Already at the finish Michael Rösch had tears in his eyes, after the last race of his biathlon career he let his emotions run wild.
"I've never cried so much in my life, that's where everything came from," Rösch said in the ARD,
In the final meters of the 4 x 7.5 km relay in Ruhpolding, "the whole film then rattles off" in his mind's eye.
Rösch is in the lead in the lead
At the place where he had celebrated his first World Cup victory in biathlon in 2006, the 35-year-old, now starting for Belgium, drew a line under his moving career. He was even sensational in the lead at the beginning.
"I've never experienced anything like that," Rösch explained afterwards. "I'm so thankful I did not have a spare at my last official shooting, there really has to be a God on my side."
As leader Rösch went out of the second shooting, but was then passed. "I got a good face on the last lap, but that did not matter to me at the moment, I think I said goodbye to the audience and my team."

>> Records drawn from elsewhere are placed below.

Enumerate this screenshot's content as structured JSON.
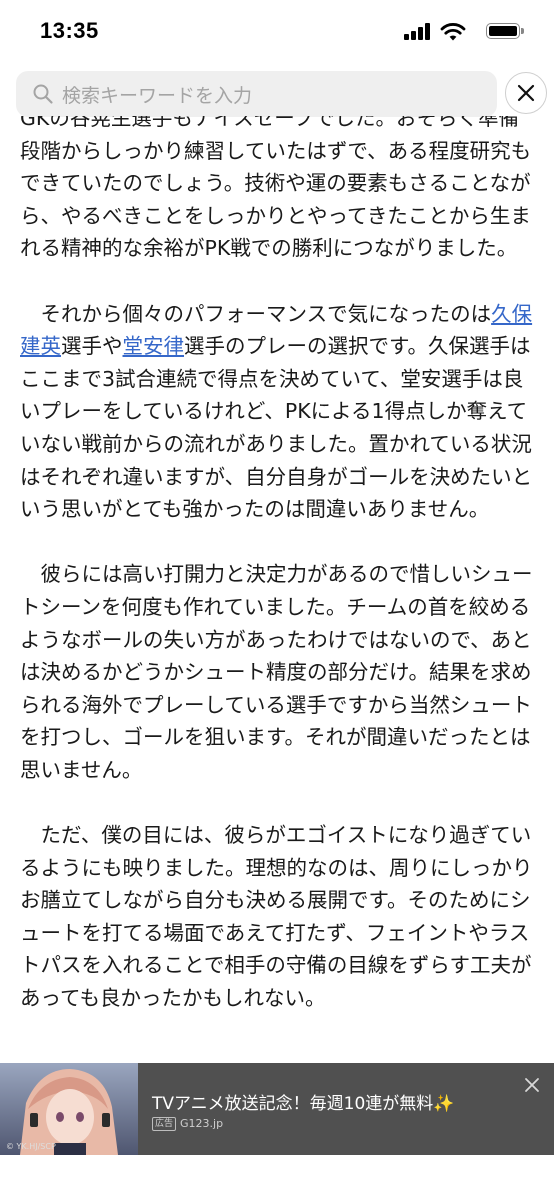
{
  "status_bar": {
    "time": "13:35"
  },
  "search": {
    "placeholder": "検索キーワードを入力"
  },
  "article": {
    "paragraphs": [
      {
        "text": "GKの谷晃生選手もナイスセーブでした。おそらく準備段階からしっかり練習していたはずで、ある程度研究もできていたのでしょう。技術や運の要素もさることながら、やるべきことをしっかりとやってきたことから生まれる精神的な余裕がPK戦での勝利につながりました。"
      },
      {
        "pre": "　それから個々のパフォーマンスで気になったのは",
        "link1": "久保建英",
        "mid": "選手や",
        "link2": "堂安律",
        "post": "選手のプレーの選択です。久保選手はここまで3試合連続で得点を決めていて、堂安選手は良いプレーをしているけれど、PKによる1得点しか奪えていない戦前からの流れがありました。置かれている状況はそれぞれ違いますが、自分自身がゴールを決めたいという思いがとても強かったのは間違いありません。"
      },
      {
        "text": "　彼らには高い打開力と決定力があるので惜しいシュートシーンを何度も作れていました。チームの首を絞めるようなボールの失い方があったわけではないので、あとは決めるかどうかシュート精度の部分だけ。結果を求められる海外でプレーしている選手ですから当然シュートを打つし、ゴールを狙います。それが間違いだったとは思いません。"
      },
      {
        "text": "　ただ、僕の目には、彼らがエゴイストになり過ぎているようにも映りました。理想的なのは、周りにしっかりお膳立てしながら自分も決める展開です。そのためにシュートを打てる場面であえて打たず、フェイントやラストパスを入れることで相手の守備の目線をずらす工夫があっても良かったかもしれない。"
      }
    ]
  },
  "ad": {
    "title": "TVアニメ放送記念！毎週10連が無料✨",
    "badge": "広告",
    "domain": "G123.jp",
    "image_credit": "© YK.HJ/SCP"
  },
  "colors": {
    "link": "#3567c9",
    "ad_background": "#505050",
    "search_background": "#efefef"
  },
  "icons": [
    "search-icon",
    "close-icon",
    "signal-icon",
    "wifi-icon",
    "battery-icon",
    "ad-close-icon"
  ]
}
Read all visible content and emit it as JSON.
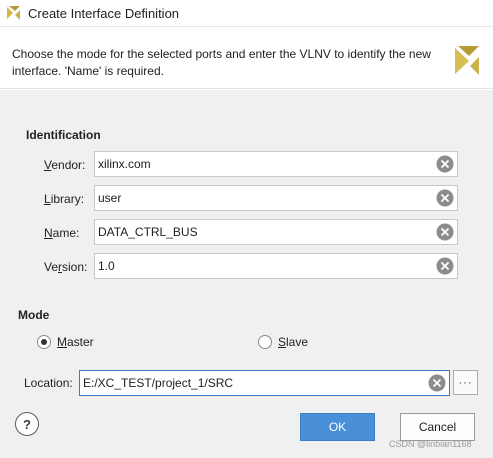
{
  "window": {
    "title": "Create Interface Definition"
  },
  "header": {
    "description": "Choose the mode for the selected ports and enter the VLNV to identify the new interface. 'Name' is required."
  },
  "identification": {
    "title": "Identification",
    "vendor": {
      "label_u": "V",
      "label_rest": "endor:",
      "value": "xilinx.com"
    },
    "library": {
      "label_u": "L",
      "label_rest": "ibrary:",
      "value": "user"
    },
    "name": {
      "label_u": "N",
      "label_rest": "ame:",
      "value": "DATA_CTRL_BUS"
    },
    "version": {
      "label_pre": "Ve",
      "label_u": "r",
      "label_rest": "sion:",
      "value": "1.0"
    }
  },
  "mode": {
    "title": "Mode",
    "master": {
      "label_u": "M",
      "label_rest": "aster",
      "checked": true
    },
    "slave": {
      "label_u": "S",
      "label_rest": "lave",
      "checked": false
    }
  },
  "location": {
    "label": "Location:",
    "value": "E:/XC_TEST/project_1/SRC",
    "browse_label": "···"
  },
  "buttons": {
    "help": "?",
    "ok": "OK",
    "cancel": "Cancel"
  },
  "watermark": "CSDN @linbian1168",
  "colors": {
    "accent": "#4a90d9",
    "logo": "#c9b24a"
  },
  "icons": {
    "title": "xilinx-logo-icon",
    "header": "xilinx-logo-icon",
    "clear": "clear-circle-x-icon"
  }
}
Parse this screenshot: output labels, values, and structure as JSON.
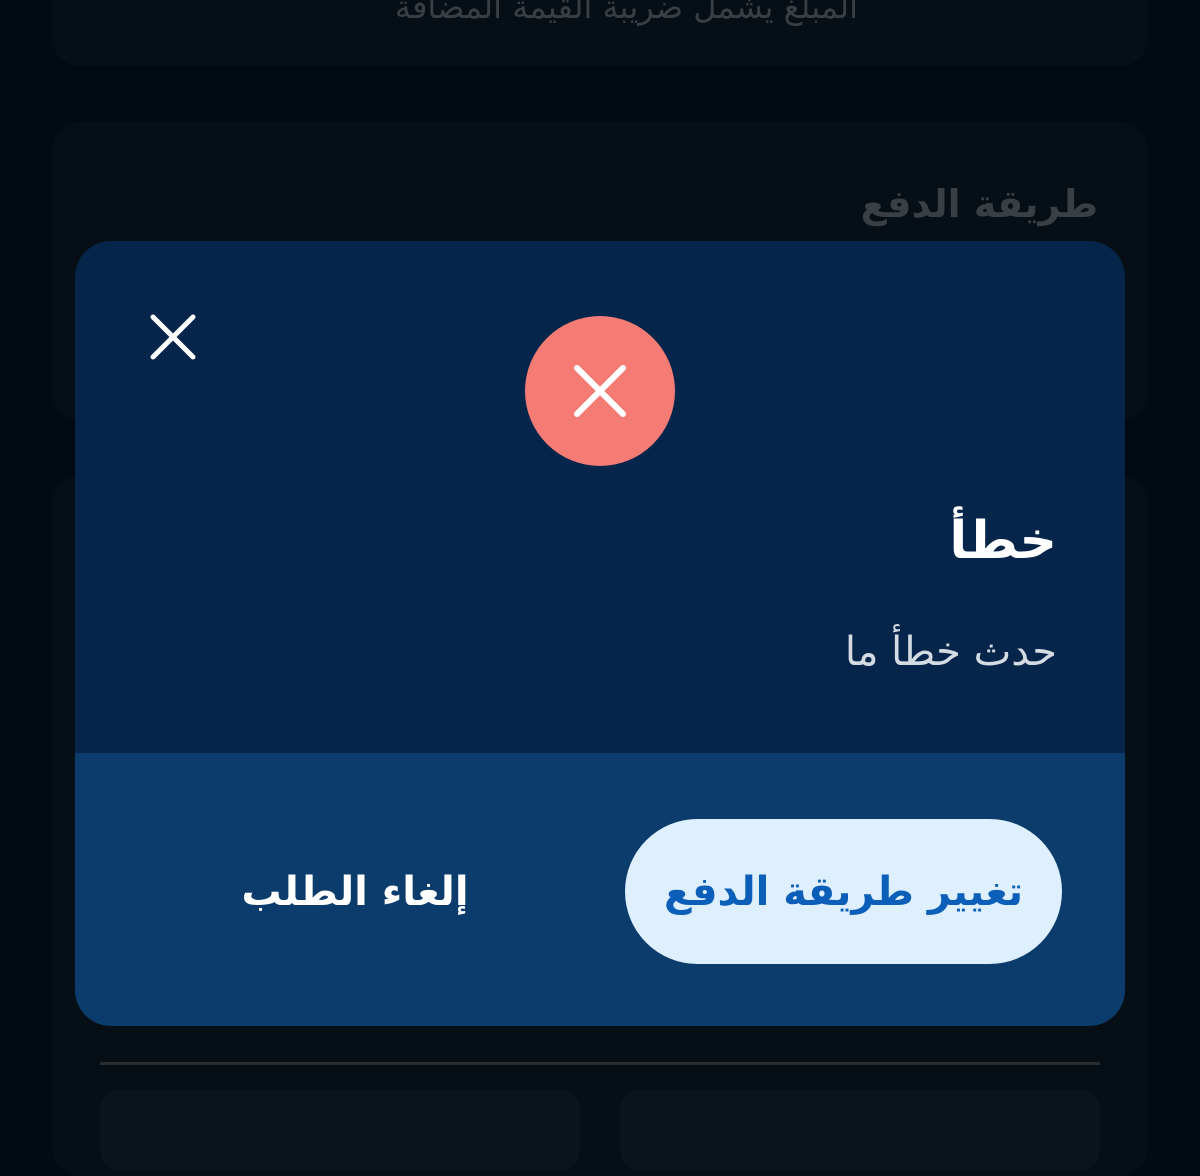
{
  "background": {
    "top_text": "المبلغ يشمل ضريبة القيمة المضافة",
    "section_title": "طريقة الدفع"
  },
  "dialog": {
    "close_icon": "close-icon",
    "status_icon": "error-x-icon",
    "title": "خطأ",
    "message": "حدث خطأ ما",
    "primary_button_label": "تغيير طريقة الدفع",
    "secondary_button_label": "إلغاء الطلب"
  },
  "colors": {
    "dialog_background": "#06254a",
    "footer_background": "#0b3c6c",
    "error_badge": "#f47c74",
    "primary_button_background": "#def0ff",
    "primary_button_text": "#0b5fb8"
  }
}
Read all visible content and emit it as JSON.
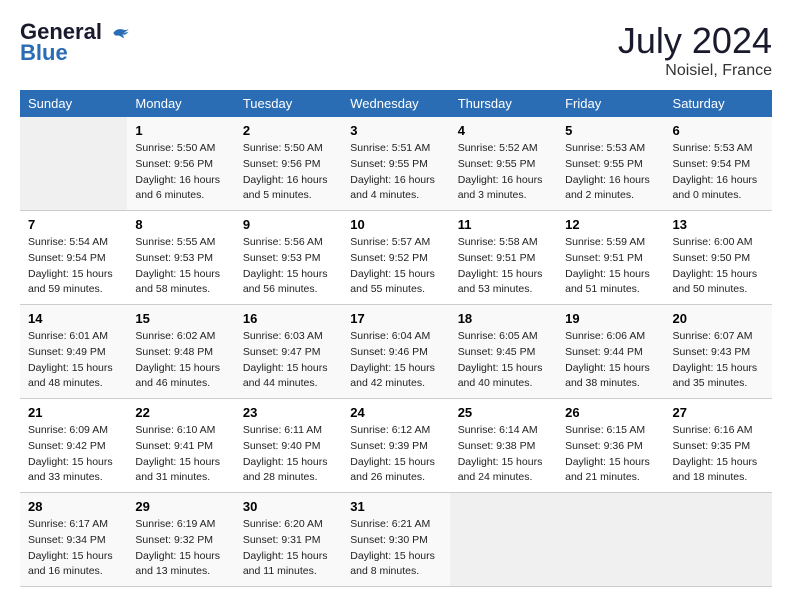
{
  "header": {
    "logo_line1": "General",
    "logo_line2": "Blue",
    "month": "July 2024",
    "location": "Noisiel, France"
  },
  "weekdays": [
    "Sunday",
    "Monday",
    "Tuesday",
    "Wednesday",
    "Thursday",
    "Friday",
    "Saturday"
  ],
  "weeks": [
    [
      {
        "day": "",
        "info": ""
      },
      {
        "day": "1",
        "info": "Sunrise: 5:50 AM\nSunset: 9:56 PM\nDaylight: 16 hours\nand 6 minutes."
      },
      {
        "day": "2",
        "info": "Sunrise: 5:50 AM\nSunset: 9:56 PM\nDaylight: 16 hours\nand 5 minutes."
      },
      {
        "day": "3",
        "info": "Sunrise: 5:51 AM\nSunset: 9:55 PM\nDaylight: 16 hours\nand 4 minutes."
      },
      {
        "day": "4",
        "info": "Sunrise: 5:52 AM\nSunset: 9:55 PM\nDaylight: 16 hours\nand 3 minutes."
      },
      {
        "day": "5",
        "info": "Sunrise: 5:53 AM\nSunset: 9:55 PM\nDaylight: 16 hours\nand 2 minutes."
      },
      {
        "day": "6",
        "info": "Sunrise: 5:53 AM\nSunset: 9:54 PM\nDaylight: 16 hours\nand 0 minutes."
      }
    ],
    [
      {
        "day": "7",
        "info": "Sunrise: 5:54 AM\nSunset: 9:54 PM\nDaylight: 15 hours\nand 59 minutes."
      },
      {
        "day": "8",
        "info": "Sunrise: 5:55 AM\nSunset: 9:53 PM\nDaylight: 15 hours\nand 58 minutes."
      },
      {
        "day": "9",
        "info": "Sunrise: 5:56 AM\nSunset: 9:53 PM\nDaylight: 15 hours\nand 56 minutes."
      },
      {
        "day": "10",
        "info": "Sunrise: 5:57 AM\nSunset: 9:52 PM\nDaylight: 15 hours\nand 55 minutes."
      },
      {
        "day": "11",
        "info": "Sunrise: 5:58 AM\nSunset: 9:51 PM\nDaylight: 15 hours\nand 53 minutes."
      },
      {
        "day": "12",
        "info": "Sunrise: 5:59 AM\nSunset: 9:51 PM\nDaylight: 15 hours\nand 51 minutes."
      },
      {
        "day": "13",
        "info": "Sunrise: 6:00 AM\nSunset: 9:50 PM\nDaylight: 15 hours\nand 50 minutes."
      }
    ],
    [
      {
        "day": "14",
        "info": "Sunrise: 6:01 AM\nSunset: 9:49 PM\nDaylight: 15 hours\nand 48 minutes."
      },
      {
        "day": "15",
        "info": "Sunrise: 6:02 AM\nSunset: 9:48 PM\nDaylight: 15 hours\nand 46 minutes."
      },
      {
        "day": "16",
        "info": "Sunrise: 6:03 AM\nSunset: 9:47 PM\nDaylight: 15 hours\nand 44 minutes."
      },
      {
        "day": "17",
        "info": "Sunrise: 6:04 AM\nSunset: 9:46 PM\nDaylight: 15 hours\nand 42 minutes."
      },
      {
        "day": "18",
        "info": "Sunrise: 6:05 AM\nSunset: 9:45 PM\nDaylight: 15 hours\nand 40 minutes."
      },
      {
        "day": "19",
        "info": "Sunrise: 6:06 AM\nSunset: 9:44 PM\nDaylight: 15 hours\nand 38 minutes."
      },
      {
        "day": "20",
        "info": "Sunrise: 6:07 AM\nSunset: 9:43 PM\nDaylight: 15 hours\nand 35 minutes."
      }
    ],
    [
      {
        "day": "21",
        "info": "Sunrise: 6:09 AM\nSunset: 9:42 PM\nDaylight: 15 hours\nand 33 minutes."
      },
      {
        "day": "22",
        "info": "Sunrise: 6:10 AM\nSunset: 9:41 PM\nDaylight: 15 hours\nand 31 minutes."
      },
      {
        "day": "23",
        "info": "Sunrise: 6:11 AM\nSunset: 9:40 PM\nDaylight: 15 hours\nand 28 minutes."
      },
      {
        "day": "24",
        "info": "Sunrise: 6:12 AM\nSunset: 9:39 PM\nDaylight: 15 hours\nand 26 minutes."
      },
      {
        "day": "25",
        "info": "Sunrise: 6:14 AM\nSunset: 9:38 PM\nDaylight: 15 hours\nand 24 minutes."
      },
      {
        "day": "26",
        "info": "Sunrise: 6:15 AM\nSunset: 9:36 PM\nDaylight: 15 hours\nand 21 minutes."
      },
      {
        "day": "27",
        "info": "Sunrise: 6:16 AM\nSunset: 9:35 PM\nDaylight: 15 hours\nand 18 minutes."
      }
    ],
    [
      {
        "day": "28",
        "info": "Sunrise: 6:17 AM\nSunset: 9:34 PM\nDaylight: 15 hours\nand 16 minutes."
      },
      {
        "day": "29",
        "info": "Sunrise: 6:19 AM\nSunset: 9:32 PM\nDaylight: 15 hours\nand 13 minutes."
      },
      {
        "day": "30",
        "info": "Sunrise: 6:20 AM\nSunset: 9:31 PM\nDaylight: 15 hours\nand 11 minutes."
      },
      {
        "day": "31",
        "info": "Sunrise: 6:21 AM\nSunset: 9:30 PM\nDaylight: 15 hours\nand 8 minutes."
      },
      {
        "day": "",
        "info": ""
      },
      {
        "day": "",
        "info": ""
      },
      {
        "day": "",
        "info": ""
      }
    ]
  ]
}
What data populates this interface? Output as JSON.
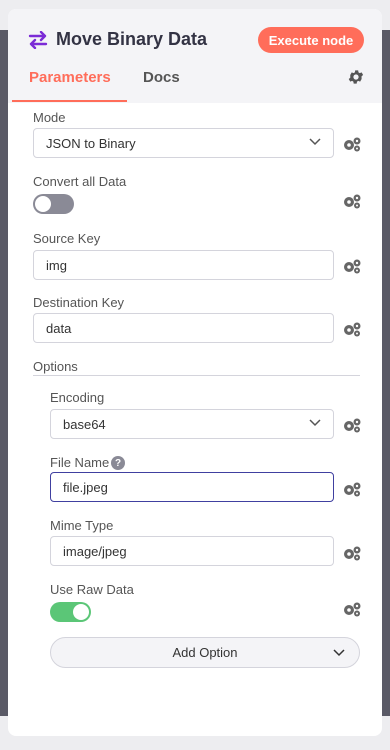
{
  "header": {
    "title": "Move Binary Data",
    "execute_label": "Execute node"
  },
  "tabs": [
    {
      "label": "Parameters",
      "active": true
    },
    {
      "label": "Docs",
      "active": false
    }
  ],
  "fields": {
    "mode": {
      "label": "Mode",
      "value": "JSON to Binary"
    },
    "convert_all": {
      "label": "Convert all Data",
      "on": false
    },
    "source_key": {
      "label": "Source Key",
      "value": "img"
    },
    "destination_key": {
      "label": "Destination Key",
      "value": "data"
    }
  },
  "options": {
    "label": "Options",
    "encoding": {
      "label": "Encoding",
      "value": "base64"
    },
    "file_name": {
      "label": "File Name",
      "value": "file.jpeg",
      "help": "?"
    },
    "mime_type": {
      "label": "Mime Type",
      "value": "image/jpeg"
    },
    "use_raw_data": {
      "label": "Use Raw Data",
      "on": true
    },
    "add_option_label": "Add Option"
  },
  "colors": {
    "accent": "#ff6d5a",
    "toggle_on": "#5bc677",
    "toggle_off": "#8a8a96",
    "title_icon": "#7b2bd6"
  }
}
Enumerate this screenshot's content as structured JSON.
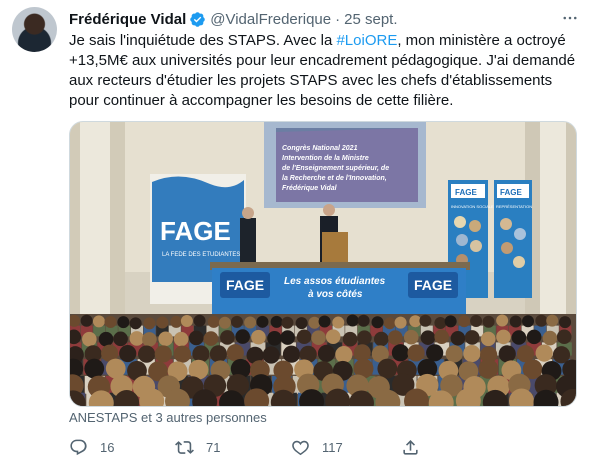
{
  "tweet": {
    "author_name": "Frédérique Vidal",
    "author_handle": "@VidalFrederique",
    "separator": "·",
    "date": "25 sept.",
    "text_lines": [
      [
        "Je sais l'inquiétude des STAPS. Avec la ",
        "#LoiORE",
        ", mon ministère a octroyé"
      ],
      [
        "+13,5M€ aux universités pour leur encadrement pédagogique. J'ai demandé"
      ],
      [
        "aux recteurs d'étudier les projets STAPS avec les chefs d'établissements"
      ],
      [
        "pour continuer à accompagner les besoins de cette filière."
      ]
    ],
    "liked_by": "ANESTAPS et 3 autres personnes",
    "reply_count": "16",
    "retweet_count": "71",
    "like_count": "117"
  },
  "media": {
    "screen_lines": [
      "Congrès National 2021",
      "Intervention de la Ministre",
      "de l'Enseignement supérieur, de",
      "la Recherche et de l'Innovation,",
      "Frédérique Vidal"
    ],
    "fage_logo": "FAGE",
    "fage_sub": "LA FEDE DES ETUDIANTES",
    "banner_line1": "Les assos étudiantes",
    "banner_line2": "à vos côtés",
    "rollup1_logo": "FAGE",
    "rollup1_label": "INNOVATION SOCIALE",
    "rollup2_logo": "FAGE",
    "rollup2_label": "REPRÉSENTATION"
  },
  "colors": {
    "text": "#0f1419",
    "secondary": "#536471",
    "link": "#1d9bf0",
    "verified": "#1d9bf0",
    "fage_blue": "#1e6fb8"
  },
  "icons": {
    "verified": "verified-badge-icon",
    "more": "more-dots-icon",
    "reply": "reply-icon",
    "retweet": "retweet-icon",
    "like": "heart-icon",
    "share": "share-icon"
  }
}
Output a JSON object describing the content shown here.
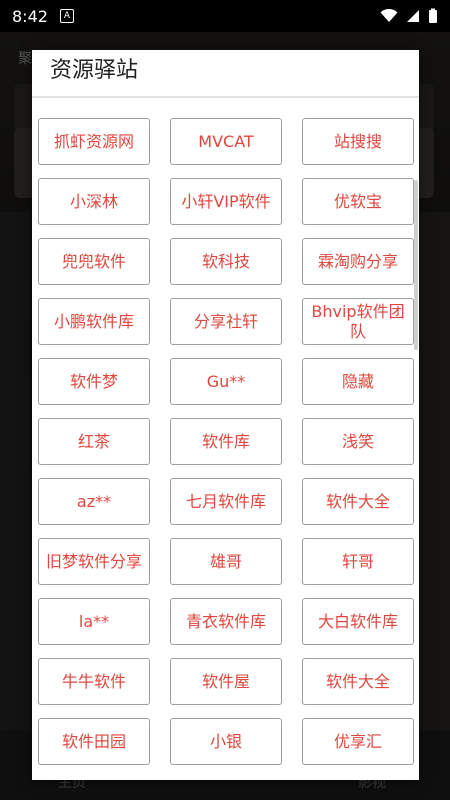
{
  "status_bar": {
    "time": "8:42"
  },
  "background": {
    "title": "聚",
    "nav_home": "主页",
    "nav_video": "影视"
  },
  "dialog": {
    "title": "资源驿站",
    "items": [
      "抓虾资源网",
      "MVCAT",
      "站搜搜",
      "小深林",
      "小轩VIP软件",
      "优软宝",
      "兜兜软件",
      "软科技",
      "霖淘购分享",
      "小鹏软件库",
      "分享社轩",
      "Bhvip软件团队",
      "软件梦",
      "Gu**",
      "隐藏",
      "红茶",
      "软件库",
      "浅笑",
      "az**",
      "七月软件库",
      "软件大全",
      "旧梦软件分享",
      "雄哥",
      "轩哥",
      "la**",
      "青衣软件库",
      "大白软件库",
      "牛牛软件",
      "软件屋",
      "软件大全",
      "软件田园",
      "小银",
      "优享汇"
    ]
  },
  "colors": {
    "item_text": "#e0473e",
    "border": "#9e9e9e"
  }
}
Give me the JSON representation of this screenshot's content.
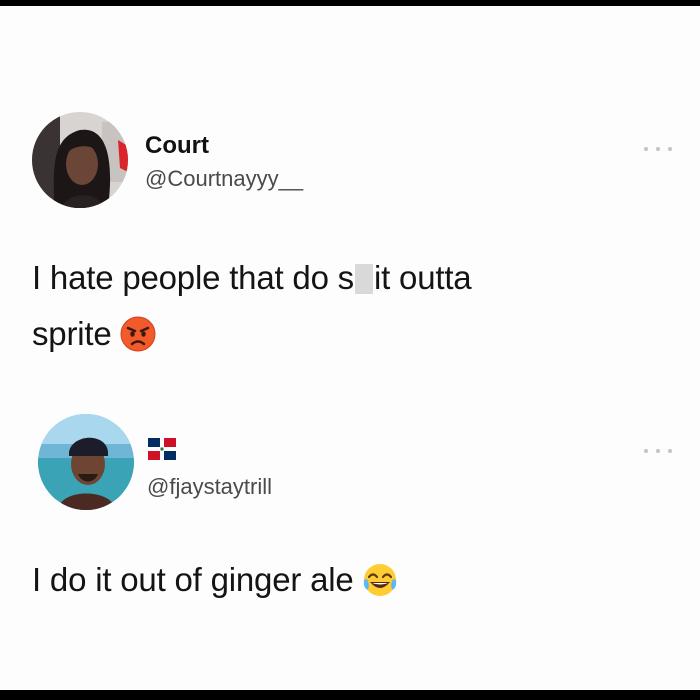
{
  "tweet1": {
    "display_name": "Court",
    "handle": "@Courtnayyy__",
    "text_line1_part1": "I hate people that do s",
    "text_line1_part2": "it outta",
    "text_line2": "sprite",
    "avatar_icon": "profile-photo-woman",
    "emoji": "angry-face-emoji",
    "more_icon": "more-options-icon"
  },
  "tweet2": {
    "flag_icon": "dominican-republic-flag-icon",
    "handle": "@fjaystaytrill",
    "text": "I do it out of ginger ale",
    "avatar_icon": "profile-photo-man",
    "emoji": "face-with-tears-of-joy-emoji",
    "more_icon": "more-options-icon"
  },
  "colors": {
    "background": "#fdfdfd",
    "frame": "#000000",
    "text": "#141414",
    "handle": "#4a4a4a",
    "flag_blue": "#002d62",
    "flag_red": "#ce1126"
  }
}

In the end, Belgium's team landed on the 19th and penultimate place. The Norwegians took the victory ahead of the German team.
With the German relay the Saxon had won gold at the 2006 Winter Olympics in Turin, at the World Championships in the following three years, he won each team bronze.
The deep fall of the "fighting pig"
But in early 2011 began the deep fall. Rösch's achievements were not even enough for the second-class IBU Cup. The self-proclaimed "Kampfschwein" laboriously worked their way back from the depths of the German Cup back to the World Cup team - only to learn about its disembarkation on the Internet shortly before the 2012 World Cup.
It came to a break with the DSV, Rösch fled to the Belgian Federation.
To finance his sport, he even sold his house and moved in between his parents. Twelve years after the triumph of Turin and after many setbacks, Rösch in Pyeongchang finally fulfilled the dream of his second Winter Olympics - also thanks to a crowdfunding campaign that raised more than € 24,000.
"That gives me strength for the future"
"I'm so thankful that I've been able to go through what I've been through, I can only recommend to anyone to keep going, no matter how deep you are in the shit," Rösch said after his last race.
He wants to remain loyal to the biathlon family, but in which capacity is still open. "What I experienced here in the last few days gives me so much strength and strength for the future," said Rösch. "Everything else that happened before shaped my life."
Resignation for the family
Last week, Rösch had announced at the World Cup in Oberhof to end his professional career after the relay race of Ruhpolding and established his step with the birth of his first child in March. However, if the Belgian squadron needed support again during the rest of the season, the Saxon did not rule out another mission.